Relevant legislative provisions
Income Tax Assessment Act 1997 section 104-10
Income Tax Assessment Act 1997 subsection 118-130(3)
Income Tax Assessment Act 1997 section 118-195
Income Tax Assessment Act 1997 subsection 118-195(1)
Reasons for decision
Question 1
Summary
The Commissioner will exercise his discretion under subsection 118-195(1) of the Income Tax Assessment Act 1997 (ITAA 1997) and allow an extension of time.
Detailed reasoning
The capital gains provisions allow for concessional treatment to be given to a dwelling that was owned by a deceased person if the executors of the deceased person’s estate sell that dwelling within two years of the date of death.
Any capital gain or capital loss made on the sale of such a dwelling is disregarded if the dwelling was:
● Acquired by the deceased before 20 September 1985, or
● The deceased’s main residence when they died.

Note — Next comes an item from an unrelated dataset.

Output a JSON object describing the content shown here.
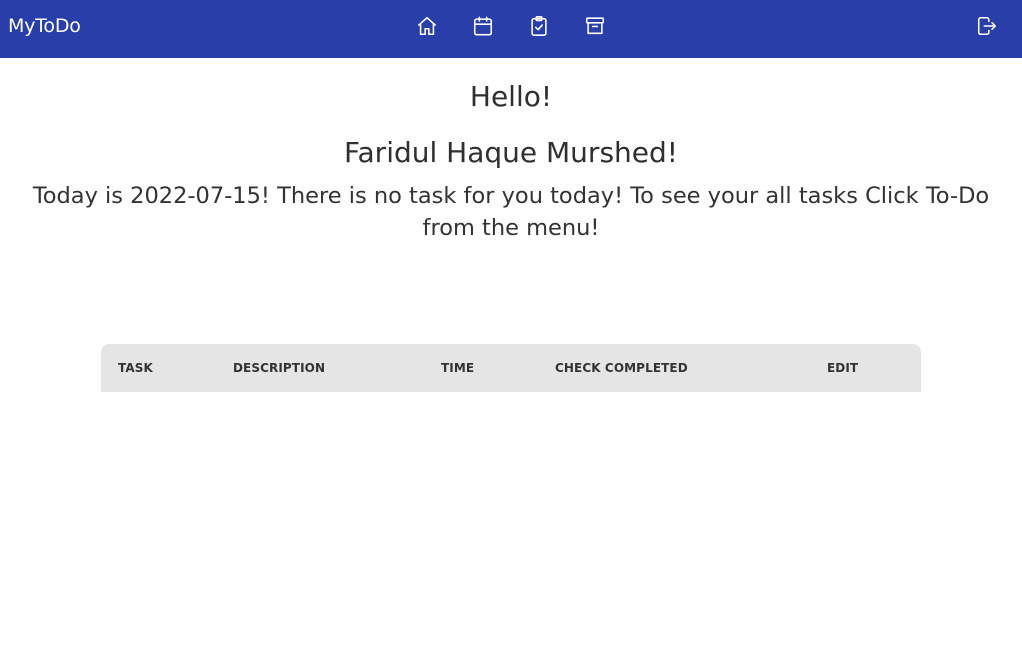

The Commissioner has the discretion to extend the two year period. This extension is generally only granted where the executors are merely arranging the ordinary sale of the dwelling and the cause of the delay is beyond their control (for example, if the will is challenged). There must not be any other factors mitigating against exercising it.
Legal action was initiated by a child of the deceased firstly in the form of a caveat that prevented administration of the estate. Further legal proceedings, in the form of proceedings under the Family Provision legislation were commenced in 20XX. These court proceedings resulted in orders being granted by the court in 20XX. Within 3 months of these court proceedings, settlement of the sale of the deceased’s dwelling had occurred. Settlement of the sale of the deceased’s dwelling occurred within 3 years, 2 months following the deceased’s passing.
The Commissioner accepts that it is appropriate to grant the short extension that you have requested.